California and New York are following Washington States terrible job killing salary legislation


Senate Bill 5761 (SB 5761), passed by both chambers of the Washington State Legislature, requires salary ranges to be posted by employers when advertising new job positions. For both employers and potential candidates, the new legislation will only increase employer costs, candidate confusion and create more government oversight where none is needed.

Now California and New York are planning on passing similar legislation. According to the Los Angeles Times, the legislation will help improve women and minority hiring transparency, though no sources for this conclusion are cited.

For an employer trying to hire the best person or an open position, SB 5761 opens the door for litigation if, in a competitive job market, the employer has to offer more than expected for a job.

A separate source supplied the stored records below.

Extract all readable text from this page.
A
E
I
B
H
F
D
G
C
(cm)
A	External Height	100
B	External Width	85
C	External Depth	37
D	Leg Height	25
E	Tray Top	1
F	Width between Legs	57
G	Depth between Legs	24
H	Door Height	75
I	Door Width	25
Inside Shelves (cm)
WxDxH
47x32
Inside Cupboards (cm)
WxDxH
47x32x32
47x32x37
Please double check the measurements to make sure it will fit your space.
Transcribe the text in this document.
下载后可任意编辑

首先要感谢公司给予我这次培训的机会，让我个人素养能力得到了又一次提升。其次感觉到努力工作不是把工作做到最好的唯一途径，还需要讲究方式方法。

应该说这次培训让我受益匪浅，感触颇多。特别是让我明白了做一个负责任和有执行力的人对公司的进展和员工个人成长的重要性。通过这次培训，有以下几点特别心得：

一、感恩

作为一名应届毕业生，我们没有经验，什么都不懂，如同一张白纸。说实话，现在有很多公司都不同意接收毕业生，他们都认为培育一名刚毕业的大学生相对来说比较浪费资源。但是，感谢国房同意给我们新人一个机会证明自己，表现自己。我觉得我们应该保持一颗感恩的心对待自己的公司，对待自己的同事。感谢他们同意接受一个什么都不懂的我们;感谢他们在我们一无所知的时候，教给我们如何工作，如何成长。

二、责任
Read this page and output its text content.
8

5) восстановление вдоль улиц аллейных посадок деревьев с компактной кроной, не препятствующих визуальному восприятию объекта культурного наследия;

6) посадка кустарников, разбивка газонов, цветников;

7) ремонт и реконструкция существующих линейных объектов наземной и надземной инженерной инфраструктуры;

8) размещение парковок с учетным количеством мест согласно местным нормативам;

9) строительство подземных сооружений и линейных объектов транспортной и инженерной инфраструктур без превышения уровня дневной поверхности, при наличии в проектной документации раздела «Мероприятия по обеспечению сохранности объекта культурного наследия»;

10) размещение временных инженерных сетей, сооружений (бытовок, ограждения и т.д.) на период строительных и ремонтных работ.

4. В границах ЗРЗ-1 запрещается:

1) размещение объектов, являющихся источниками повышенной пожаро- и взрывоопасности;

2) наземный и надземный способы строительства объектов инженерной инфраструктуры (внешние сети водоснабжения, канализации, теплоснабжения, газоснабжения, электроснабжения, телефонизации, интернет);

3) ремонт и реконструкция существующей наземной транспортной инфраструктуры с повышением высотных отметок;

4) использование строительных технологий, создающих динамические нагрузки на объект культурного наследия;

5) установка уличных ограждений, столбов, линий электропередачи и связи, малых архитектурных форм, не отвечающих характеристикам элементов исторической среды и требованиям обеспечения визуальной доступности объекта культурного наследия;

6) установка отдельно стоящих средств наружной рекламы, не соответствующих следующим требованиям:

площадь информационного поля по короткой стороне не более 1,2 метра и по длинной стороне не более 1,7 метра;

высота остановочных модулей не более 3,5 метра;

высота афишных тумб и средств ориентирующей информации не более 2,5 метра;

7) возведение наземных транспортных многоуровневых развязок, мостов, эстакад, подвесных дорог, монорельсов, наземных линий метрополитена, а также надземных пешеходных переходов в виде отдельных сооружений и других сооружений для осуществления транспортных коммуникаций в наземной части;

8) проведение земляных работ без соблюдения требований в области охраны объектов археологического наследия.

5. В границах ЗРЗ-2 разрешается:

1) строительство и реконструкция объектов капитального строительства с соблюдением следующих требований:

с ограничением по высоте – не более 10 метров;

As an example, if the posted job salary range is $40,000 to $60,000 and in order to secure the ideal candidate the employer has to offer more than $60,000, the employer would be in violation of the new law. Likewise, if a candidate didn’t have the right experience and the employer wanted to hire them and train the candidate with the promise of a higher salary later, this would no longer be possible under SB 5761.

The result of SB 5761 will be artificially large salary ranges to allow for candidates that might fall outside of the range. Instead of a range $40,000 to $60,000, an employer might set the salary range from minimum wage, $30,000 to $150,000, dependent on experience. This will only make it harder for a candidate to find the right job.

Despite having a $10 billion budget surplus, the Washington legislature continues to pass socialist style legislation that creates more work and costs for small business owners with no consideration of the true impact to the economy.

SB 5761 is legislation looking for a problem that does not exist and does not help candidates or employers. It will increase costs and make it more difficult for job seekers to be successful in their job search.